YABVU and I don't think you would even consider this if you were in the UK. Just because you can exploit someone doesn't make it right.

Tryharder Mon 03-Oct-11 08:29:49

I'm sure a lot of people will come along later and tell you how unreasonable you are being etc etc but I have worked abroad in an "ex pat" situation and believe me any of the things you are suggesting seem very, very fair and go beyond what this lady will be expecting. Believe me, I have witnessed how some expat families treat their domestics and it is not nice. I knew one family who made the nanny sleep in the downstairs bathroom and another woman who "fined" her housekeeper in the event of a missing 10p, broken cup etc.

Tryharder Mon 03-Oct-11 08:30:33

Eek. Too many "believe me"s in that sentence. Been up since 5am so excuse me...

fraktious Mon 03-Oct-11 08:31:47

YABVU. Appt or DS with you. He is old enough to understand.

LaLaLaLayla Mon 03-Oct-11 08:32:21

lesley33, I find your post very offensive. No-one is exploiting anyone here, as I said we were willing to pay her an extra 25% on top of her salary for the inconvenience.

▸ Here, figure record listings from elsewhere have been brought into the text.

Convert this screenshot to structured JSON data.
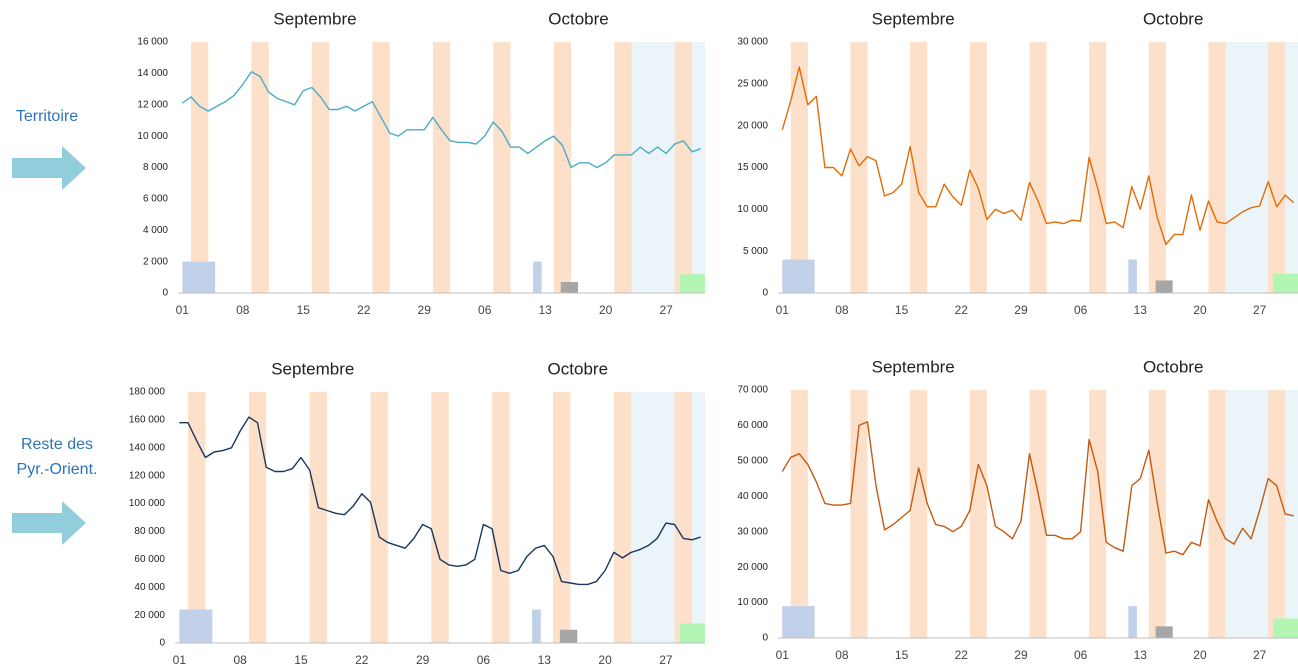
{
  "row_labels": [
    [
      "Territoire"
    ],
    [
      "Reste des",
      "Pyr.-Orient."
    ]
  ],
  "chart_data": [
    {
      "type": "line",
      "annotations": [
        "Septembre",
        "Octobre"
      ],
      "x": [
        1,
        2,
        3,
        4,
        5,
        6,
        7,
        8,
        9,
        10,
        11,
        12,
        13,
        14,
        15,
        16,
        17,
        18,
        19,
        20,
        21,
        22,
        23,
        24,
        25,
        26,
        27,
        28,
        29,
        30,
        31,
        32,
        33,
        34,
        35,
        36,
        37,
        38,
        39,
        40,
        41,
        42,
        43,
        44,
        45,
        46,
        47,
        48,
        49,
        50,
        51,
        52,
        53,
        54,
        55,
        56,
        57,
        58,
        59,
        60,
        61
      ],
      "series": [
        {
          "color": "#4bacc6",
          "values": [
            12100,
            12500,
            11900,
            11600,
            11900,
            12200,
            12600,
            13300,
            14100,
            13800,
            12800,
            12400,
            12200,
            12000,
            12900,
            13100,
            12500,
            11700,
            11700,
            11900,
            11600,
            11900,
            12200,
            11200,
            10200,
            10000,
            10400,
            10400,
            10400,
            11200,
            10400,
            9700,
            9600,
            9600,
            9500,
            10000,
            10900,
            10300,
            9300,
            9300,
            8900,
            9300,
            9700,
            10000,
            9400,
            8000,
            8300,
            8300,
            8000,
            8300,
            8800,
            8800,
            8800,
            9300,
            8900,
            9300,
            8900,
            9500,
            9700,
            9000,
            9200
          ]
        }
      ],
      "xlim": [
        0.5,
        61.5
      ],
      "xticks": [
        {
          "value": 1,
          "label": "01"
        },
        {
          "value": 8,
          "label": "08"
        },
        15,
        22,
        29,
        {
          "value": 36,
          "label": "06"
        },
        {
          "value": 43,
          "label": "13"
        },
        {
          "value": 50,
          "label": "20"
        },
        {
          "value": 57,
          "label": "27"
        }
      ],
      "ylim": [
        0,
        16000
      ],
      "yticks": [
        0,
        {
          "value": 2000,
          "label": "2 000"
        },
        {
          "value": 4000,
          "label": "4 000"
        },
        {
          "value": 6000,
          "label": "6 000"
        },
        {
          "value": 8000,
          "label": "8 000"
        },
        {
          "value": 10000,
          "label": "10 000"
        },
        {
          "value": 12000,
          "label": "12 000"
        },
        {
          "value": 14000,
          "label": "14 000"
        },
        {
          "value": 16000,
          "label": "16 000"
        }
      ],
      "bands": [
        [
          2,
          4
        ],
        [
          9,
          11
        ],
        [
          16,
          18
        ],
        [
          23,
          25
        ],
        [
          30,
          32
        ],
        [
          37,
          39
        ],
        [
          44,
          46
        ],
        [
          51,
          53
        ],
        [
          58,
          60
        ]
      ],
      "holiday": [
        52,
        61.5
      ],
      "bars": [
        {
          "x": [
            1,
            4.8
          ],
          "value": 2000,
          "color": "#c2d1ea"
        },
        {
          "x": [
            41.6,
            42.6
          ],
          "value": 2000,
          "color": "#c2d1ea"
        },
        {
          "x": [
            44.8,
            46.8
          ],
          "value": 700,
          "color": "#a6a6a6"
        },
        {
          "x": [
            58.6,
            61.5
          ],
          "value": 1200,
          "color": "#b3f5b3"
        }
      ]
    },
    {
      "type": "line",
      "annotations": [
        "Septembre",
        "Octobre"
      ],
      "x": [
        1,
        2,
        3,
        4,
        5,
        6,
        7,
        8,
        9,
        10,
        11,
        12,
        13,
        14,
        15,
        16,
        17,
        18,
        19,
        20,
        21,
        22,
        23,
        24,
        25,
        26,
        27,
        28,
        29,
        30,
        31,
        32,
        33,
        34,
        35,
        36,
        37,
        38,
        39,
        40,
        41,
        42,
        43,
        44,
        45,
        46,
        47,
        48,
        49,
        50,
        51,
        52,
        53,
        54,
        55,
        56,
        57,
        58,
        59,
        60,
        61
      ],
      "series": [
        {
          "color": "#e36c09",
          "values": [
            19500,
            23000,
            27000,
            22500,
            23500,
            15000,
            15000,
            14000,
            17200,
            15200,
            16300,
            15800,
            11600,
            12000,
            13000,
            17500,
            12000,
            10300,
            10300,
            13000,
            11500,
            10500,
            14700,
            12500,
            8800,
            10000,
            9500,
            9900,
            8700,
            13200,
            11000,
            8300,
            8500,
            8300,
            8700,
            8600,
            16200,
            12500,
            8300,
            8500,
            7800,
            12700,
            10000,
            14000,
            9000,
            5800,
            7000,
            7000,
            11700,
            7500,
            11000,
            8500,
            8300,
            9000,
            9700,
            10200,
            10400,
            13300,
            10300,
            11700,
            10800
          ]
        }
      ],
      "xlim": [
        0.5,
        61.5
      ],
      "xticks": [
        {
          "value": 1,
          "label": "01"
        },
        {
          "value": 8,
          "label": "08"
        },
        15,
        22,
        29,
        {
          "value": 36,
          "label": "06"
        },
        {
          "value": 43,
          "label": "13"
        },
        {
          "value": 50,
          "label": "20"
        },
        {
          "value": 57,
          "label": "27"
        }
      ],
      "ylim": [
        0,
        30000
      ],
      "yticks": [
        0,
        {
          "value": 5000,
          "label": "5 000"
        },
        {
          "value": 10000,
          "label": "10 000"
        },
        {
          "value": 15000,
          "label": "15 000"
        },
        {
          "value": 20000,
          "label": "20 000"
        },
        {
          "value": 25000,
          "label": "25 000"
        },
        {
          "value": 30000,
          "label": "30 000"
        }
      ],
      "bands": [
        [
          2,
          4
        ],
        [
          9,
          11
        ],
        [
          16,
          18
        ],
        [
          23,
          25
        ],
        [
          30,
          32
        ],
        [
          37,
          39
        ],
        [
          44,
          46
        ],
        [
          51,
          53
        ],
        [
          58,
          60
        ]
      ],
      "holiday": [
        52,
        61.5
      ],
      "bars": [
        {
          "x": [
            1,
            4.8
          ],
          "value": 4000,
          "color": "#c2d1ea"
        },
        {
          "x": [
            41.6,
            42.6
          ],
          "value": 4000,
          "color": "#c2d1ea"
        },
        {
          "x": [
            44.8,
            46.8
          ],
          "value": 1500,
          "color": "#a6a6a6"
        },
        {
          "x": [
            58.6,
            61.5
          ],
          "value": 2300,
          "color": "#b3f5b3"
        }
      ]
    },
    {
      "type": "line",
      "annotations": [
        "Septembre",
        "Octobre"
      ],
      "x": [
        1,
        2,
        3,
        4,
        5,
        6,
        7,
        8,
        9,
        10,
        11,
        12,
        13,
        14,
        15,
        16,
        17,
        18,
        19,
        20,
        21,
        22,
        23,
        24,
        25,
        26,
        27,
        28,
        29,
        30,
        31,
        32,
        33,
        34,
        35,
        36,
        37,
        38,
        39,
        40,
        41,
        42,
        43,
        44,
        45,
        46,
        47,
        48,
        49,
        50,
        51,
        52,
        53,
        54,
        55,
        56,
        57,
        58,
        59,
        60,
        61
      ],
      "series": [
        {
          "color": "#17375e",
          "values": [
            158000,
            158000,
            145000,
            133000,
            137000,
            138000,
            140000,
            152000,
            162000,
            158000,
            126000,
            123000,
            123000,
            125000,
            133000,
            124000,
            97000,
            95000,
            93000,
            92000,
            98000,
            107000,
            101000,
            76000,
            72000,
            70000,
            68000,
            75000,
            85000,
            82000,
            60000,
            56000,
            55000,
            56000,
            60000,
            85000,
            82000,
            52000,
            50000,
            52000,
            62000,
            68000,
            70000,
            62000,
            44000,
            43000,
            42000,
            42000,
            44000,
            52000,
            65000,
            61000,
            65000,
            67000,
            70000,
            75000,
            86000,
            85000,
            75000,
            74000,
            76000
          ]
        }
      ],
      "xlim": [
        0.5,
        61.5
      ],
      "xticks": [
        {
          "value": 1,
          "label": "01"
        },
        {
          "value": 8,
          "label": "08"
        },
        15,
        22,
        29,
        {
          "value": 36,
          "label": "06"
        },
        {
          "value": 43,
          "label": "13"
        },
        {
          "value": 50,
          "label": "20"
        },
        {
          "value": 57,
          "label": "27"
        }
      ],
      "ylim": [
        0,
        180000
      ],
      "yticks": [
        0,
        {
          "value": 20000,
          "label": "20 000"
        },
        {
          "value": 40000,
          "label": "40 000"
        },
        {
          "value": 60000,
          "label": "60 000"
        },
        {
          "value": 80000,
          "label": "80 000"
        },
        {
          "value": 100000,
          "label": "100 000"
        },
        {
          "value": 120000,
          "label": "120 000"
        },
        {
          "value": 140000,
          "label": "140 000"
        },
        {
          "value": 160000,
          "label": "160 000"
        },
        {
          "value": 180000,
          "label": "180 000"
        }
      ],
      "bands": [
        [
          2,
          4
        ],
        [
          9,
          11
        ],
        [
          16,
          18
        ],
        [
          23,
          25
        ],
        [
          30,
          32
        ],
        [
          37,
          39
        ],
        [
          44,
          46
        ],
        [
          51,
          53
        ],
        [
          58,
          60
        ]
      ],
      "holiday": [
        52,
        61.5
      ],
      "bars": [
        {
          "x": [
            1,
            4.8
          ],
          "value": 24000,
          "color": "#c2d1ea"
        },
        {
          "x": [
            41.6,
            42.6
          ],
          "value": 24000,
          "color": "#c2d1ea"
        },
        {
          "x": [
            44.8,
            46.8
          ],
          "value": 9500,
          "color": "#a6a6a6"
        },
        {
          "x": [
            58.6,
            61.5
          ],
          "value": 14000,
          "color": "#b3f5b3"
        }
      ]
    },
    {
      "type": "line",
      "annotations": [
        "Septembre",
        "Octobre"
      ],
      "x": [
        1,
        2,
        3,
        4,
        5,
        6,
        7,
        8,
        9,
        10,
        11,
        12,
        13,
        14,
        15,
        16,
        17,
        18,
        19,
        20,
        21,
        22,
        23,
        24,
        25,
        26,
        27,
        28,
        29,
        30,
        31,
        32,
        33,
        34,
        35,
        36,
        37,
        38,
        39,
        40,
        41,
        42,
        43,
        44,
        45,
        46,
        47,
        48,
        49,
        50,
        51,
        52,
        53,
        54,
        55,
        56,
        57,
        58,
        59,
        60,
        61
      ],
      "series": [
        {
          "color": "#c55a11",
          "values": [
            47000,
            51000,
            52000,
            49000,
            44000,
            38000,
            37500,
            37500,
            38000,
            60000,
            61000,
            43000,
            30500,
            32000,
            34000,
            36000,
            48000,
            38000,
            32000,
            31500,
            30000,
            31500,
            36000,
            49000,
            43000,
            31500,
            30000,
            28000,
            33000,
            52000,
            41000,
            29000,
            29000,
            28000,
            28000,
            30000,
            56000,
            47000,
            27000,
            25500,
            24500,
            43000,
            45000,
            53000,
            38000,
            24000,
            24500,
            23500,
            27000,
            26000,
            39000,
            33000,
            28000,
            26500,
            31000,
            28000,
            36000,
            45000,
            43000,
            35000,
            34500
          ]
        }
      ],
      "xlim": [
        0.5,
        61.5
      ],
      "xticks": [
        {
          "value": 1,
          "label": "01"
        },
        {
          "value": 8,
          "label": "08"
        },
        15,
        22,
        29,
        {
          "value": 36,
          "label": "06"
        },
        {
          "value": 43,
          "label": "13"
        },
        {
          "value": 50,
          "label": "20"
        },
        {
          "value": 57,
          "label": "27"
        }
      ],
      "ylim": [
        0,
        70000
      ],
      "yticks": [
        0,
        {
          "value": 10000,
          "label": "10 000"
        },
        {
          "value": 20000,
          "label": "20 000"
        },
        {
          "value": 30000,
          "label": "30 000"
        },
        {
          "value": 40000,
          "label": "40 000"
        },
        {
          "value": 50000,
          "label": "50 000"
        },
        {
          "value": 60000,
          "label": "60 000"
        },
        {
          "value": 70000,
          "label": "70 000"
        }
      ],
      "bands": [
        [
          2,
          4
        ],
        [
          9,
          11
        ],
        [
          16,
          18
        ],
        [
          23,
          25
        ],
        [
          30,
          32
        ],
        [
          37,
          39
        ],
        [
          44,
          46
        ],
        [
          51,
          53
        ],
        [
          58,
          60
        ]
      ],
      "holiday": [
        52,
        61.5
      ],
      "bars": [
        {
          "x": [
            1,
            4.8
          ],
          "value": 9000,
          "color": "#c2d1ea"
        },
        {
          "x": [
            41.6,
            42.6
          ],
          "value": 9000,
          "color": "#c2d1ea"
        },
        {
          "x": [
            44.8,
            46.8
          ],
          "value": 3300,
          "color": "#a6a6a6"
        },
        {
          "x": [
            58.6,
            61.5
          ],
          "value": 5500,
          "color": "#b3f5b3"
        }
      ]
    }
  ]
}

I have taken all of your comments on boards and I agree, she does need her own space. I am still not sure how we will do this, though. Does anybody have any other suggestions? I am wondering if there is something we haven't thought of yet.

lizzie83 Mon 03-Oct-11 08:32:33

As a nanny myself I would find it really unsuitable and certainly would not feel appreciated if my bedroom was the family room. She needs her own space other wise it will be awkward for everyone concerned, just move your son in with you. It is only temporary.

fraktious Mon 03-Oct-11 08:32:46

Oh and I'm nonUK, DS shares with us so our nanny can have her own room.

TheRealMBJ Mon 03-Oct-11 08:33:19

Tryharder just because other people are cunts and get away woth it doesn't mean that OP should be one too.

FellatioNelson Mon 03-Oct-11 08:33:28

OP have you actually had live-in help before? Because I have, and please do not under-estimate how hard it can be to adjust to having someone from another country/culture who is all alone and has no-one but you in their lives except you, living in your house 24/7 anyway. Even with their own room it can be a struggle at first. This situation will have you all wanting to kill one another after a fortnight, which is hardly fair on her.